Lars’s frustration became the starting point for Safeture
Lars’s telephone rang with a strong tone. On the other line was Harriet Wallberg, Provost at the Karolinska Institute in Stockholm.
– We want you and eleven other medical researchers to travel to China and Hong Kong on behalf of the Swedish Medical Research Council (VR).
The purpose of the trip was to inform about ongoing medical research financed by VR at selected leading university hospitals in mainland China and Hong Kong. Lars accepted Harriet’s request and later got on a plane headed to China.
Before the departure, one of the professors had heard rumors about a strange lung infection going around in the area. To get some answers to her questions, the professor contacted the council general in Shenzhen to hear their response. They answered that they had no facts to share, leaving the medical researchers uninformed about the evolving situation.
A few more days passed, and Lars and the team visited hospitals that all were at the epicenter of a new, emerging disease. However, no information was provided by the Chinese government or any other official from China. After a few weeks, the medical researchers flew back to Sweden, still unaware they had been in the middle of an emerging epidemic.
Upon his return to Sweden, Lars went to a birthday party to celebrate one of his grandchildren. While there, his youngest grandchild was the first to tell him the news about a deadly epidemic infection. The year was 2003, and Lars had unknowingly experienced the beginning of SARS.
– How absurd, Lars thought to himself. I just got more information from my grandchild than I did as a professor of medicine visiting the central hospital inside the area of the initial spread.
About a year after the SARS epidemic, Lars was reminded of the issues with poor access to disaster information during an emergency. This time, it was the Indian Ocean tsunami that washed over many countries in Southeast Asia. At that time, Lars was the head of the Orthopedic Department in Lund. As part of the disaster relief, he sent a group of trauma and anesthesiology doctors to Thailand to help bring home injured Swedes.
Throughout this experience, Lars was told terrifying stories by the returning doctors. The situation was chaotic, and some scenes could have been taken from a horror movie with destruction wherever you looked.
This time, Lars experienced new aspects of the same issues with poor disaster information. The most prominent ones were the lack of ability to coordinate and localize the injured as they were spread out at various hospitals. With the mobile phone carried by every tourist, there should be a possibility to communicate and locate the injured, Lars thought to himself.
A few years after the tsunami, Lars faced another terrible disaster. What started as a warm November day in Mumbai later ended up in complete terror. But let us rewind a bit at first. It was 2008, and Lars led a conference in India on the burden of musculoskeletal conditions with over 200 orthopedic surgeons and rheumatologists. In the late night, the same day as his arrival, Lars got a phone call that changed everything in the blink of an eye.
– Have you heard the news, Lars?
– No. What do you mean?
– There are terrorists attacking several sites in Mumbai right now. Are you safe?
Lars froze for a couple of seconds.
The terrorists were attacking maternity wards, coffee shops, and hotels. Crucial killings were made.
– Aren’t some of the surgeons staying at the same hotel as one of the most recent attacks, Lars thought to himself.

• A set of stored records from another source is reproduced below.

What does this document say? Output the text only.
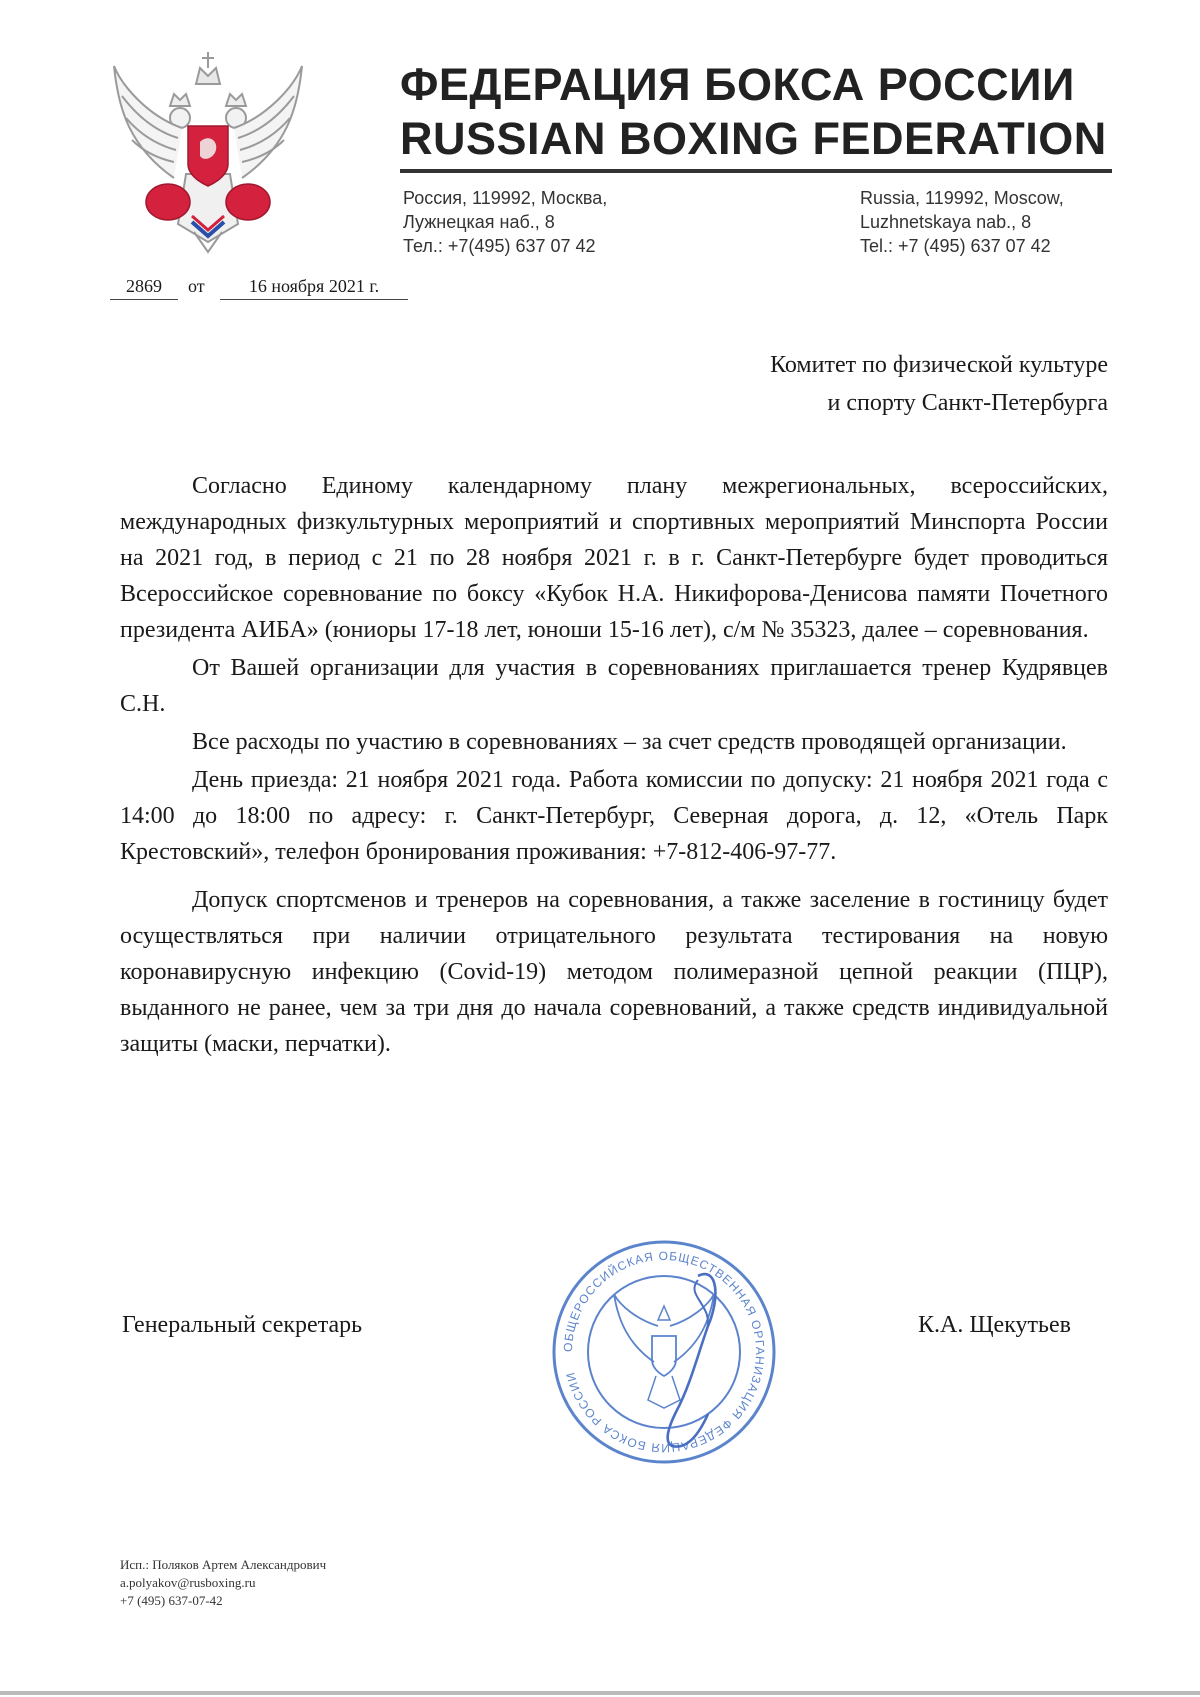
ФЕДЕРАЦИЯ БОКСА РОССИИ
RUSSIAN BOXING FEDERATION
Россия, 119992, Москва,
Лужнецкая наб., 8
Тел.: +7(495) 637 07 42
Russia, 119992, Moscow,
Luzhnetskaya nab., 8
Tel.: +7 (495) 637 07 42
2869	от	16 ноября 2021 г.
Комитет по физической культуре
и спорту Санкт-Петербурга

Согласно Единому календарному плану межрегиональных, всероссийских, международных физкультурных мероприятий и спортивных мероприятий Минспорта России на 2021 год, в период с 21 по 28 ноября 2021 г. в г. Санкт-Петербурге будет проводиться Всероссийское соревнование по боксу «Кубок Н.А. Никифорова-Денисова памяти Почетного президента АИБА» (юниоры 17-18 лет, юноши 15-16 лет), с/м № 35323, далее – соревнования.

От Вашей организации для участия в соревнованиях приглашается тренер Кудрявцев С.Н.

Все расходы по участию в соревнованиях – за счет средств проводящей организации.

День приезда: 21 ноября 2021 года. Работа комиссии по допуску: 21 ноября 2021 года с 14:00 до 18:00 по адресу: г. Санкт-Петербург, Северная дорога, д. 12, «Отель Парк Крестовский», телефон бронирования проживания: +7-812-406-97-77.

Допуск спортсменов и тренеров на соревнования, а также заселение в гостиницу будет осуществляться при наличии отрицательного результата тестирования на новую коронавирусную инфекцию (Covid-19) методом полимеразной цепной реакции (ПЦР), выданного не ранее, чем за три дня до начала соревнований, а также средств индивидуальной защиты (маски, перчатки).

Генеральный секретарь
ОБЩЕРОССИЙСКАЯ ОБЩЕСТВЕННАЯ ОРГАНИЗАЦИЯ ФЕДЕРАЦИЯ БОКСА РОССИИ
К.А. Щекутьев
Исп.: Поляков Артем Александрович
a.polyakov@rusboxing.ru
+7 (495) 637-07-42
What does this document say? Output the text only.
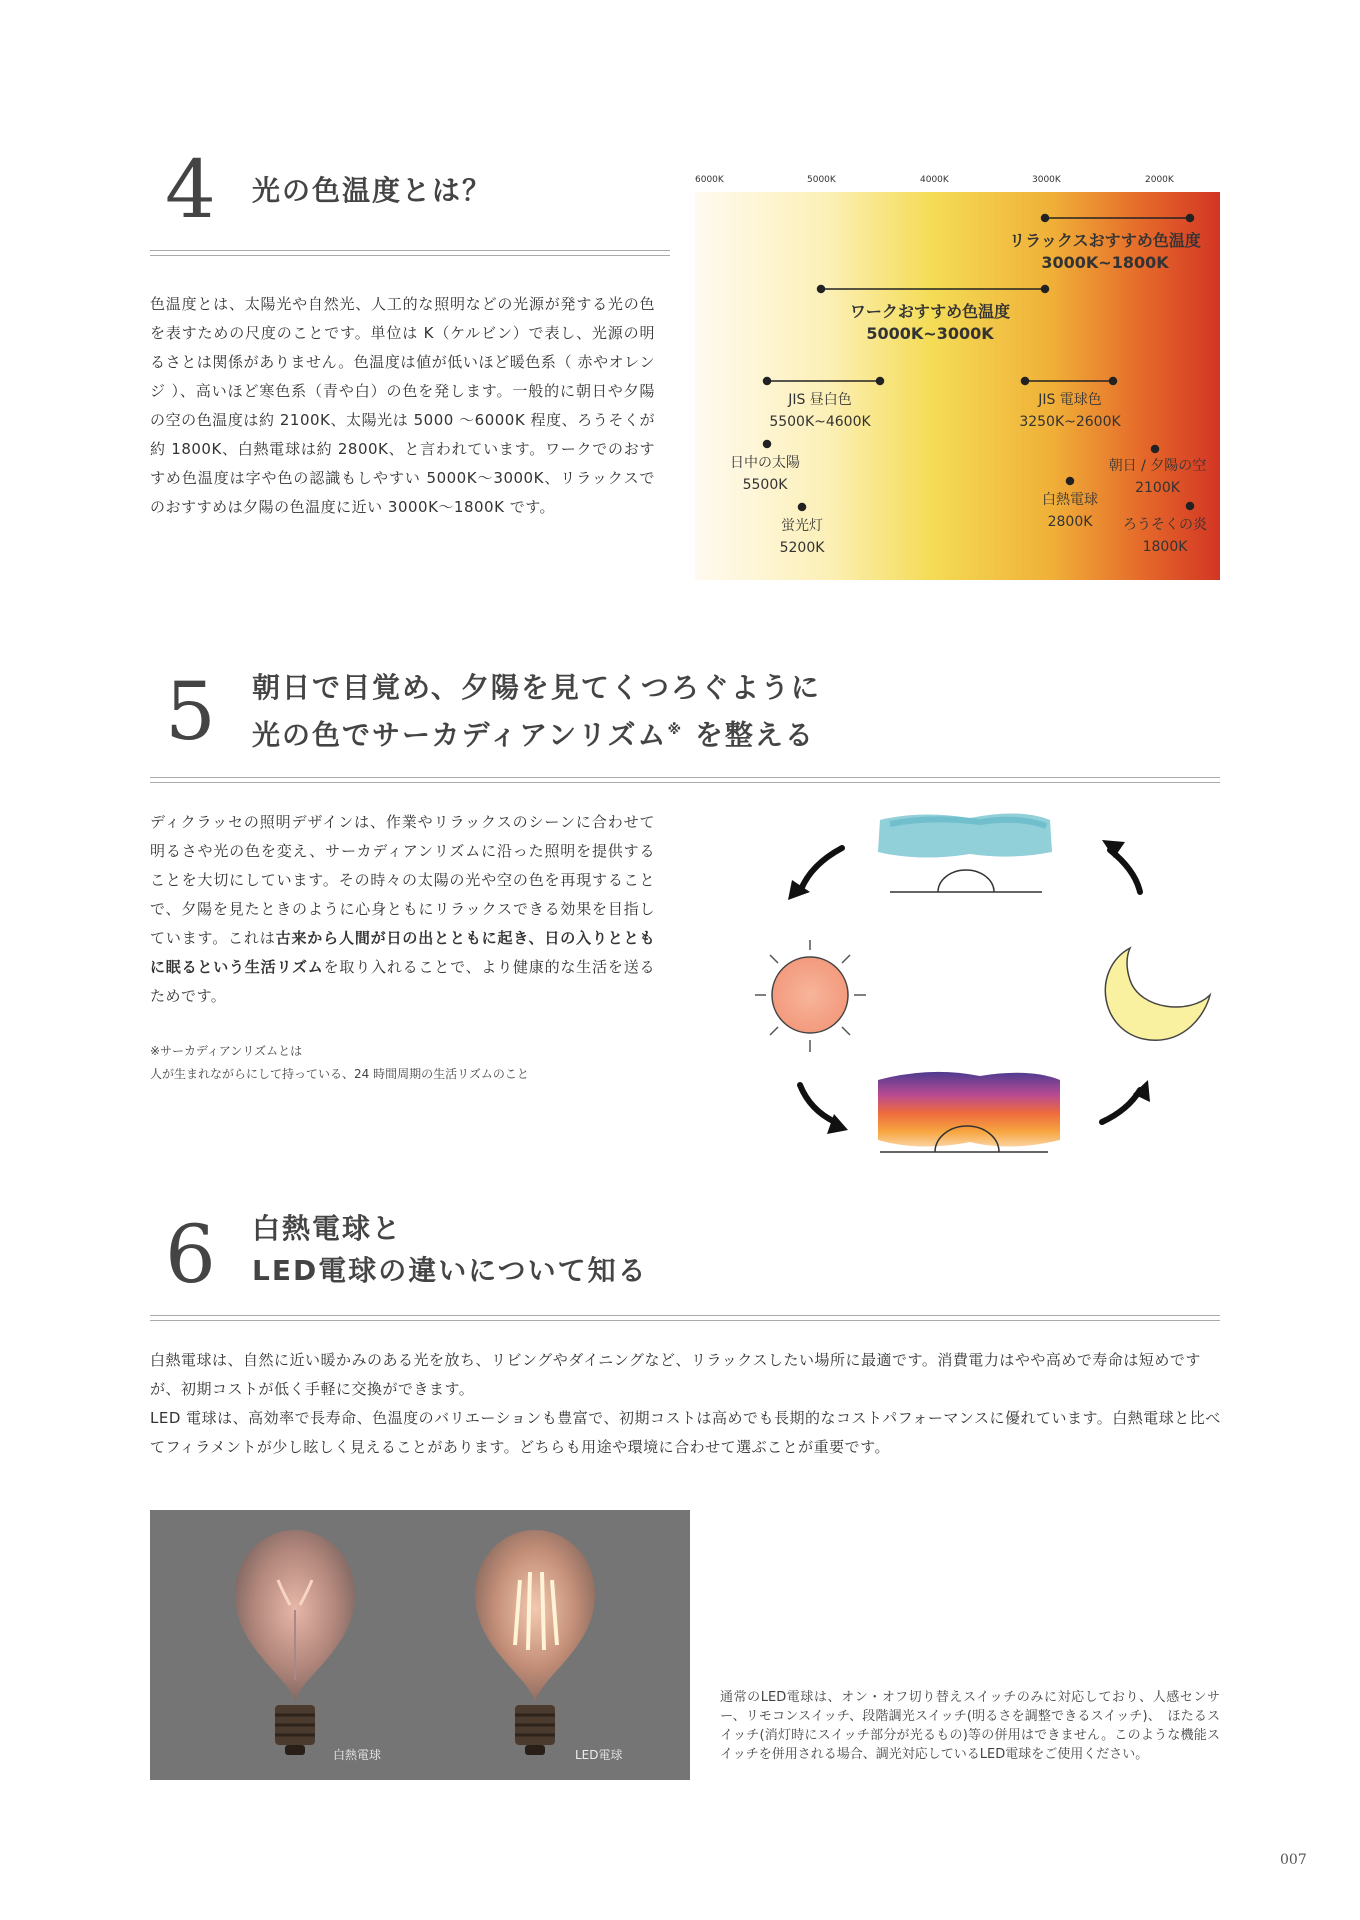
4 光の色温度とは？
色温度とは、太陽光や自然光、人工的な照明などの光源が発する光の色を表すための尺度のことです。単位は K（ケルビン）で表し、光源の明るさとは関係がありません。色温度は値が低いほど暖色系（ 赤やオレンジ ）、高いほど寒色系（青や白）の色を発します。一般的に朝日や夕陽の空の色温度は約 2100K、太陽光は 5000 〜6000K 程度、ろうそくが約 1800K、白熱電球は約 2800K、と言われています。ワークでのおすすめ色温度は字や色の認識もしやすい 5000K〜3000K、リラックスでのおすすめは夕陽の色温度に近い 3000K〜1800K です。
6000K	5000K	4000K	3000K	2000K
リラックスおすすめ色温度
3000K~1800K
ワークおすすめ色温度
5000K~3000K
JIS 昼白色
5500K~4600K
JIS 電球色
3250K~2600K
日中の太陽
5500K
蛍光灯
5200K
白熱電球
2800K
朝日 / 夕陽の空
2100K
ろうそくの炎
1800K
5 朝日で目覚め、夕陽を見てくつろぐように
光の色でサーカディアンリズム※ を整える
ディクラッセの照明デザインは、作業やリラックスのシーンに合わせて明るさや光の色を変え、サーカディアンリズムに沿った照明を提供することを大切にしています。その時々の太陽の光や空の色を再現することで、夕陽を見たときのように心身ともにリラックスできる効果を目指しています。これは古来から人間が日の出とともに起き、日の入りとともに眠るという生活リズムを取り入れることで、より健康的な生活を送るためです。
※サーカディアンリズムとは
人が生まれながらにして持っている、24 時間周期の生活リズムのこと
6 白熱電球と
LED電球の違いについて知る
白熱電球は、自然に近い暖かみのある光を放ち、リビングやダイニングなど、リラックスしたい場所に最適です。消費電力はやや高めで寿命は短めですが、初期コストが低く手軽に交換ができます。
LED 電球は、高効率で長寿命、色温度のバリエーションも豊富で、初期コストは高めでも長期的なコストパフォーマンスに優れています。白熱電球と比べてフィラメントが少し眩しく見えることがあります。どちらも用途や環境に合わせて選ぶことが重要です。
白熱電球	LED電球
通常のLED電球は、オン・オフ切り替えスイッチのみに対応しており、人感センサー、リモコンスイッチ、段階調光スイッチ(明るさを調整できるスイッチ)、　ほたるスイッチ(消灯時にスイッチ部分が光るもの)等の併用はできません。このような機能スイッチを併用される場合、調光対応しているLED電球をご使用ください。
007
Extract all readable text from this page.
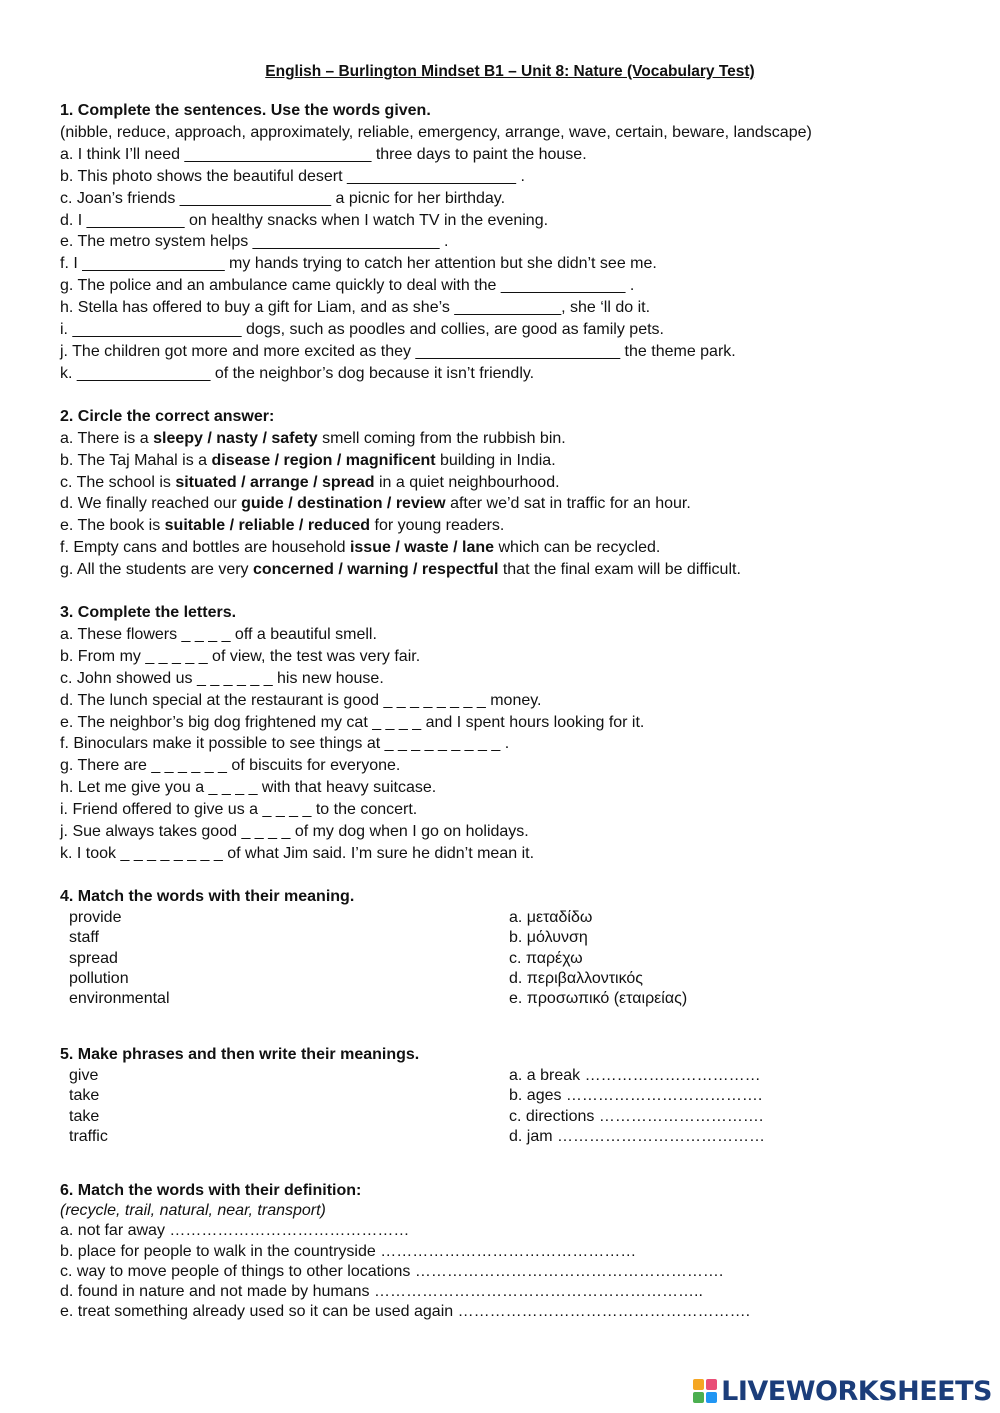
English – Burlington Mindset B1 – Unit 8: Nature (Vocabulary Test)
1. Complete the sentences. Use the words given.
(nibble, reduce, approach, approximately, reliable, emergency, arrange, wave, certain, beware, landscape)
a. I think I’ll need _____________________ three days to paint the house.
b. This photo shows the beautiful desert ___________________ .
c. Joan’s friends _________________ a picnic for her birthday.
d. I ___________ on healthy snacks when I watch TV in the evening.
e. The metro system helps _____________________ .
f. I ________________ my hands trying to catch her attention but she didn’t see me.
g. The police and an ambulance came quickly to deal with the ______________ .
h. Stella has offered to buy a gift for Liam, and as she’s ____________, she ‘ll do it.
i. ___________________ dogs, such as poodles and collies, are good as family pets.
j. The children got more and more excited as they _______________________ the theme park.
k. _______________ of the neighbor’s dog because it isn’t friendly.
2. Circle the correct answer:
a. There is a sleepy / nasty / safety smell coming from the rubbish bin.
b. The Taj Mahal is a disease / region / magnificent building in India.
c. The school is situated / arrange / spread in a quiet neighbourhood.
d. We finally reached our guide / destination / review after we’d sat in traffic for an hour.
e. The book is suitable / reliable / reduced for young readers.
f. Empty cans and bottles are household issue / waste / lane which can be recycled.
g. All the students are very concerned / warning / respectful that the final exam will be difficult.
3. Complete the letters.
a. These flowers _ _ _ _ off a beautiful smell.
b. From my _ _ _ _ _ of view, the test was very fair.
c. John showed us _ _ _ _ _ _ his new house.
d. The lunch special at the restaurant is good _ _ _ _ _ _ _ _ money.
e. The neighbor’s big dog frightened my cat _ _ _ _ and I spent hours looking for it.
f. Binoculars make it possible to see things at _ _ _ _ _ _ _ _ _ .
g. There are _ _ _ _ _ _ of biscuits for everyone.
h. Let me give you a _ _ _ _ with that heavy suitcase.
i. Friend offered to give us a _ _ _ _ to the concert.
j. Sue always takes good _ _ _ _ of my dog when I go on holidays.
k. I took _ _ _ _ _ _ _ _ of what Jim said. I’m sure he didn’t mean it.
4. Match the words with their meaning.
provide
staff
spread
pollution
environmental
a. μεταδίδω
b. μόλυνση
c. παρέχω
d. περιβαλλοντικός
e. προσωπικό (εταιρείας)
5. Make phrases and then write their meanings.
give
take
take
traffic
a. a break ……………………………
b. ages ……………………………….
c. directions ………………………….
d. jam …………………………………
6. Match the words with their definition:
(recycle, trail, natural, near, transport)
a. not far away ………………………………………
b. place for people to walk in the countryside …………………………………………
c. way to move people of things to other locations ………………………………………………….
d. found in nature and not made by humans ……………………………………………………..
e. treat something already used so it can be used again ……………………………………………….
LIVEWORKSHEETS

He was right. Four people from the American Academy of orthopedic surgeons stayed at the hotel during the actual attack. Despite all odds, they were able to escape the building under fire via the cellar five hours after the start of the attack.
They closed the conference early and the participants took a plane home, still in shock after what they all had experienced. After having had some time to reflect on what Lars had just been through, and with the two previous experiences with SARS and the Indian Ocean tsunamis in the back of his mind, Lars said to himself: “I need to start something”.
“I need to start something.”
He was shocked by the significant lack of disaster information during all three events. However, Lars decided that we were not to sit around doing nothing. Instead, his frustration translated into something productive and became the starting point for Safeture.
A technical idea was put on paper in a simple algorithm, and a patent application was submitted, and later, approved.
Turning his idea into reality would require special technical expertise. Something that he lacked himself. When talking to his son about this company idea and the need for technical skills to turn it into reality, the name Andreas Rodman, came up. Andreas was a friend of Lars’s son and a skilled engineer with lots of innovative ideas who he had turned into companies throughout the years.
When Andreas got the request from Lars to become co-founder and CEO and to take on the challenge of building a technical solution to his idea, Andreas’ first instinct was yes, so that also became his reply. Lars’s request came at just the right point in time. Andreas had just sold his most recent company and was ready to jump on board a new adventure.
The months ahead, Rodman spent in a basement in Lund, writing code, talking to potential customers, and developing the foundation for today’s Safeture. The start of the company was not very glamorous, perhaps, but filled with much passion and determination. In 2009, that mindset and grit resulted in the launch of Global Warning System – what today is Safeture.